Key Concepts Covered in Top 5 Genetics Questions for NEET
The Top 5 Genetics Questions for NEET highlight the most important areas you must focus on. Mendelian genetics forms the foundation, so understanding laws like segregation and independent assortment is essential. Molecular genetics topics such as DNA replication, transcription, and translation are equally important and often tested through direct conceptual questions.
Pedigree analysis is another scoring area where simple logic can help you answer questions quickly. Additionally, understanding the properties of the genetic code and experimental concepts like the lac operon can give you an edge.
Common Mistakes Students Make
While practicing the Top 5 Genetics Questions for NEET, students often confuse genotypic and phenotypic ratios. Another common mistake is mixing up enzyme functions in DNA replication. Pedigree questions can also be tricky if you do not carefully analyze inheritance patterns.
To avoid these errors, focus on clarity and revise NCERT diagrams and tables regularly.

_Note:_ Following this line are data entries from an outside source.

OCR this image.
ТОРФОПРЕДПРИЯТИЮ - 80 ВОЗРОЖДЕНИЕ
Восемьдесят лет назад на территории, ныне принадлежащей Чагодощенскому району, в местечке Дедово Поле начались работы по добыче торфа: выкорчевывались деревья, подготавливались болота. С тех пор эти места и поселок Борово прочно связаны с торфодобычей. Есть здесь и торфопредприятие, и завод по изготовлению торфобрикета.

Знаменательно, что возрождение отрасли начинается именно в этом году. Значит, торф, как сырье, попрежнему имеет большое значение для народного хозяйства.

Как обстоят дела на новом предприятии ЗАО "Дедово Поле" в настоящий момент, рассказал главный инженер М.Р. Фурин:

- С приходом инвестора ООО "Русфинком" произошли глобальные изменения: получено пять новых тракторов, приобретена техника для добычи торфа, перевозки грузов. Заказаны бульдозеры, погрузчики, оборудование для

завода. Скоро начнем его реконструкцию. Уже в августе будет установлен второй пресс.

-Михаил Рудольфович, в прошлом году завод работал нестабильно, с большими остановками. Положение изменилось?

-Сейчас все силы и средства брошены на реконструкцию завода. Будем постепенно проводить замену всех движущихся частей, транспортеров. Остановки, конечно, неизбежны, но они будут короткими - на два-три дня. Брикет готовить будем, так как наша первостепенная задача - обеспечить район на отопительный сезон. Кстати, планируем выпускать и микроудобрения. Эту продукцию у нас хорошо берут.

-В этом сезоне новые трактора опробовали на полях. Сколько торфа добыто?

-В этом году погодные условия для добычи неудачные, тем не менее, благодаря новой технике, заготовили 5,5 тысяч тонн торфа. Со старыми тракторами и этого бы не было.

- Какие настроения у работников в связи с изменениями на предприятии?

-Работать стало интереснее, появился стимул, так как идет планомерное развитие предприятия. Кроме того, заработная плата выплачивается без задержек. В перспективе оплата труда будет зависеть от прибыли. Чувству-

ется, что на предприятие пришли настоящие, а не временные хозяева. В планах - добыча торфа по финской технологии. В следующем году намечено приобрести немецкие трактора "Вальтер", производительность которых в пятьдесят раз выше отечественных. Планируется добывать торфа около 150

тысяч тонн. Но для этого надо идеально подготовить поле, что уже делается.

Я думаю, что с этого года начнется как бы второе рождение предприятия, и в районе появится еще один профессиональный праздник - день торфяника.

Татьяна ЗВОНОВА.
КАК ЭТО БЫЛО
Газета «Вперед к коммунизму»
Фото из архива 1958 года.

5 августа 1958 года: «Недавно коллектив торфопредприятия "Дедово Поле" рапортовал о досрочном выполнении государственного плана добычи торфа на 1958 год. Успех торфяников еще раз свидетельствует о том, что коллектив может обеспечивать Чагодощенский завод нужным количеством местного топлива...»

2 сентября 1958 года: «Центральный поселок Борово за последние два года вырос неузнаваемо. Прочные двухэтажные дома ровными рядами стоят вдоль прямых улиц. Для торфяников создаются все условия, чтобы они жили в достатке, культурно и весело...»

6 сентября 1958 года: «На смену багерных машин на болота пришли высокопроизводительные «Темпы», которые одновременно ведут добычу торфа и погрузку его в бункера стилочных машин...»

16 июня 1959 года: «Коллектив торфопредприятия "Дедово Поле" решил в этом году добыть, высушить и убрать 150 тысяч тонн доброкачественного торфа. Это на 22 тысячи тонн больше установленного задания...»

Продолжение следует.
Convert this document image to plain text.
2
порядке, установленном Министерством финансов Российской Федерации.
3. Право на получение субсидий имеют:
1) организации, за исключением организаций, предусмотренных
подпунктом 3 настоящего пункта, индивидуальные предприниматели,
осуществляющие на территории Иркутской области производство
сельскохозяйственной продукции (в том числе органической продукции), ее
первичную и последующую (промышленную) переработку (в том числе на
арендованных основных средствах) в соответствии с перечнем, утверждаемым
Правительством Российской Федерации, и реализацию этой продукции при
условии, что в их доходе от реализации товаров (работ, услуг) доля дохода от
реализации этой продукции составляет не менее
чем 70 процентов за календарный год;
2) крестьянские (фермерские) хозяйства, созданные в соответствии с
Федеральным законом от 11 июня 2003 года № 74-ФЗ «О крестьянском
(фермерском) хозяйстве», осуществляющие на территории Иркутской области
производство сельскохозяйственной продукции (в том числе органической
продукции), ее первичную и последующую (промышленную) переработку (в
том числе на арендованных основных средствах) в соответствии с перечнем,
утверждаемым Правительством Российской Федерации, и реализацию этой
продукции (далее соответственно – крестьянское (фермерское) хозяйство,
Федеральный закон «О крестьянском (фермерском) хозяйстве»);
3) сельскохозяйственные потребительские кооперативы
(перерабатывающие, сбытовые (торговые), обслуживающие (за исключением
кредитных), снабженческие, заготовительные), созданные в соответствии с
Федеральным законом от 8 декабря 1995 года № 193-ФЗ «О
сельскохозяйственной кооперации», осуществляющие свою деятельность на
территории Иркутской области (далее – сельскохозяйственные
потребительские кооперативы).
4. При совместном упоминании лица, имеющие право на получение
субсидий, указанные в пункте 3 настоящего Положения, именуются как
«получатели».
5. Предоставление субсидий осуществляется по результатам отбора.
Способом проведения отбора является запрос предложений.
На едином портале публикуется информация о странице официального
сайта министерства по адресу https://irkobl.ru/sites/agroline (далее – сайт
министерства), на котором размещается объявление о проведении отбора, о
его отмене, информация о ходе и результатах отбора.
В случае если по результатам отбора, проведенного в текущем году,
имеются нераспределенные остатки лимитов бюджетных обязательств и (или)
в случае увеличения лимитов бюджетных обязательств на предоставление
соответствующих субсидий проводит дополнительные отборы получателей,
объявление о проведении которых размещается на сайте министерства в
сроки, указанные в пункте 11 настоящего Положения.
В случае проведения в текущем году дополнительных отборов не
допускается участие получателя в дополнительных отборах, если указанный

Practicing PYQs multiple times helps reinforce these concepts.
Preparation Strategy for Genetics
To master the Top 5 Genetics Questions for NEET, start with NCERT and ensure every line is understood. Practice monohybrid and dihybrid crosses regularly, as numericals are frequently asked. Make short notes for enzymes, processes, and definitions.
Revise pedigree analysis with multiple examples and learn to identify patterns quickly. Genetics is not about rote memorization—it requires logical thinking and repeated practice.
FAQs on Top 5 Genetics Questions for NEET
Q1. How many questions come from Genetics in NEET?
Around 10–15 questions are asked, making it a high-weightage chapter.
Q2. Are numericals important in Genetics?
Yes, especially from Mendelian genetics and probability-based crosses.
Q3. Is NCERT enough for Genetics?
Mostly yes, but you must understand concepts deeply and practice PYQs like the Top 5 Genetics Questions for NEET.
Q4. Which topics are most important in Genetics?
Mendelian inheritance, DNA replication, transcription, translation, and pedigree analysis.